Peygamber Efendimiz (sas) de yönetilenlerin, başlarına geçen idarecilere itaat etmeleri gerektiği üzerinde ısrarla durmuş ve bu itaatin önemini şu şekilde vurgulamıştır: "...Her kim emîre (yöneticiye) itaat ederse şüphesiz bana itaat etmiş olur. Her kim de ona isyan ederse şüphesiz bana isyan etmiştir."
Allah Resûlü (sas) Veda Haccı’nda toplanan büyük kalabalığa da, "Ey insanlar! Allah’a (cc) karşı sorumluluk bilinci içerisinde olun. Sizin başınıza kulağı kesik Habeşli bir köle bile getirilmiş olsa Allah’ın Kitabı’na göre hareket edip size de onu uyguladığı sürece emirlerini dinleyin ve itaat edin!" şeklinde seslenmiştir.
Yönetilen ilk önce idareciye karşı samimi davranmalıdır. Bu samimiyet, yöneticiye karşı dürüst ve açık sözlü olmak, gerektiğinde destek vermek, gerektiğinde uyarmak, itiraz etmek, eleştirmek, hatta tavır koymak ile gerçekleşir. Bunlar, yönetilenlere düşen görevlerdir. Nitekim Sevgili Peygamberimiz (sas) yöneticiye karşı içtenlikle davranmayı en doğru işlerden kabul etmiş, yönetici zalim olduğunda ise onun karşısında hakkı söylemeyi cihadın en faziletlisi olarak nitelemiştir. Nitekim devesinin üzengisine ayağını koymuş bir hâldeyken kendisine, "Cihadın hangisi daha üstündür?" diye soran bir kişiye de "Zalim idarecinin karşısında hakkı söylemektir." diye cevap vermiştir.

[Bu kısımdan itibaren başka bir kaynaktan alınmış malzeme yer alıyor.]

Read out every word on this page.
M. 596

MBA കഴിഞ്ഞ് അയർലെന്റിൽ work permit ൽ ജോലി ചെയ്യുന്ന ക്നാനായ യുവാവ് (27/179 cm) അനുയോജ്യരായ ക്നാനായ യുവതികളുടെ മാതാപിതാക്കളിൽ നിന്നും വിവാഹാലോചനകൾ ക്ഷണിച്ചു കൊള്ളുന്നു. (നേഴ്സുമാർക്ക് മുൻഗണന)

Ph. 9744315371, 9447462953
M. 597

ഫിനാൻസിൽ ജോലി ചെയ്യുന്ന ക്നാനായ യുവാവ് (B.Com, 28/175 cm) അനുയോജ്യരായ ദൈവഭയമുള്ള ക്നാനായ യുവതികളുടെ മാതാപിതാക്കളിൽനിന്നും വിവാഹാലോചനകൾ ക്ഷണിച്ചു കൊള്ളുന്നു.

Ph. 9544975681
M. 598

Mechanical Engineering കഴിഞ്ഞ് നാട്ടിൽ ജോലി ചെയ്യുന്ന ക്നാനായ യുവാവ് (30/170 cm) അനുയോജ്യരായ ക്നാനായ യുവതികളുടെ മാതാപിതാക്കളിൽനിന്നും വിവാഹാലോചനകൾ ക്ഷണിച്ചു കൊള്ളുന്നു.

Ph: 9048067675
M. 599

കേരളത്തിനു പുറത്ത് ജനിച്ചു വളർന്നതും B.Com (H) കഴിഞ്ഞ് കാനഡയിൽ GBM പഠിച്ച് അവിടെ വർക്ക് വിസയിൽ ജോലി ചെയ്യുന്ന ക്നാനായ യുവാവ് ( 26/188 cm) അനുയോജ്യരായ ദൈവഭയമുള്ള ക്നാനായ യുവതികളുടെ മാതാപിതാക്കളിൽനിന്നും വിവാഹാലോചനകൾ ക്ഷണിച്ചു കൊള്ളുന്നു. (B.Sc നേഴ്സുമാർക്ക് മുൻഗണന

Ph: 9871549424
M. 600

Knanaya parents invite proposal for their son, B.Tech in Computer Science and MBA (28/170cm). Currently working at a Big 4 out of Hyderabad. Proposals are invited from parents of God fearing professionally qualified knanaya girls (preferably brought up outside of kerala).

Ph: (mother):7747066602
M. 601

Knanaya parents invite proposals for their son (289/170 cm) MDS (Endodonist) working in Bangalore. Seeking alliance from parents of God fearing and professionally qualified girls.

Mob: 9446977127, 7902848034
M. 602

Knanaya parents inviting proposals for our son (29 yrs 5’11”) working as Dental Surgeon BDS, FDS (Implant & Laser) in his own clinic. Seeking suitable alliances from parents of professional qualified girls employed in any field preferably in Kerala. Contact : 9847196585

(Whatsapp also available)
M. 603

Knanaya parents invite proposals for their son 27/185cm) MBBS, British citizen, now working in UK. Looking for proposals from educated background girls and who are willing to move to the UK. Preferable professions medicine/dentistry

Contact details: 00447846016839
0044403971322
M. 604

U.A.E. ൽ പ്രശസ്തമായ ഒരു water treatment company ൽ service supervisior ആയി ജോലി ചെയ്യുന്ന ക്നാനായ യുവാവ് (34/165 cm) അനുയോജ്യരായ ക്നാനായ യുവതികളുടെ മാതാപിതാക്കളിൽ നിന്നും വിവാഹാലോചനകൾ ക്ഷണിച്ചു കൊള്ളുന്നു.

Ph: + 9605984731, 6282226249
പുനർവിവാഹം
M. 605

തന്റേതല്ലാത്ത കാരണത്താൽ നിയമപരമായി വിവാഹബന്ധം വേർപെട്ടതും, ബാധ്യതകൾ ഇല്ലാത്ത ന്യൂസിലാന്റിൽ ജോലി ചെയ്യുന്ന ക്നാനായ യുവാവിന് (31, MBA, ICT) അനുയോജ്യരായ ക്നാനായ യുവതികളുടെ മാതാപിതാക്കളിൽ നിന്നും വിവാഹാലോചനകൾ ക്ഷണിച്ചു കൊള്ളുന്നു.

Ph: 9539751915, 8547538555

Görevine hıyanet eden yöneticilerin destekçileri olmasa bu tarz yaklaşımlarını devam ettirmeleri oldukça zordur. Bazı insanlar kişisel menfaatleri uğruna yapılan haksızlıklara göz yumarak, bilerek veya bilmeyerek idareciye destek verebilirler. Hıyanet içinde bulunan idareci de bazılarının, yanında yer almasını, yaptıklarının doğruluğuna bir delil kabul edebilir. Yönetilenlerin yanlış fiilleri bulunan bir yöneticiye bu şekilde destek vermemelerini isteyen Allah Resûlü (sas), Kâ’b b. Ucre’ye (ra) şöyle söylemiştir: "Yâ Kâ’b! Benden sonra gelecek bazı devlet adamlarından seni Allah’a (cc) sığındırırım. Her kim onların kapılarından girer, yalanlarını doğru sayar, yaptıkları zulümlerine yardımcı olursa ne o benden sayılır, ne de ben ondan. O kimse mahşer günü havzımda benim yanıma gelemez. Her kim de onların kapılarından girsin veya girmesin onların yalanlarını doğrulamaz, yaptıkları zulümlere yardım etmezse o bendendir, ben de ondanım. Mahşer günü bu kişi havzımın yanına gelecektir..."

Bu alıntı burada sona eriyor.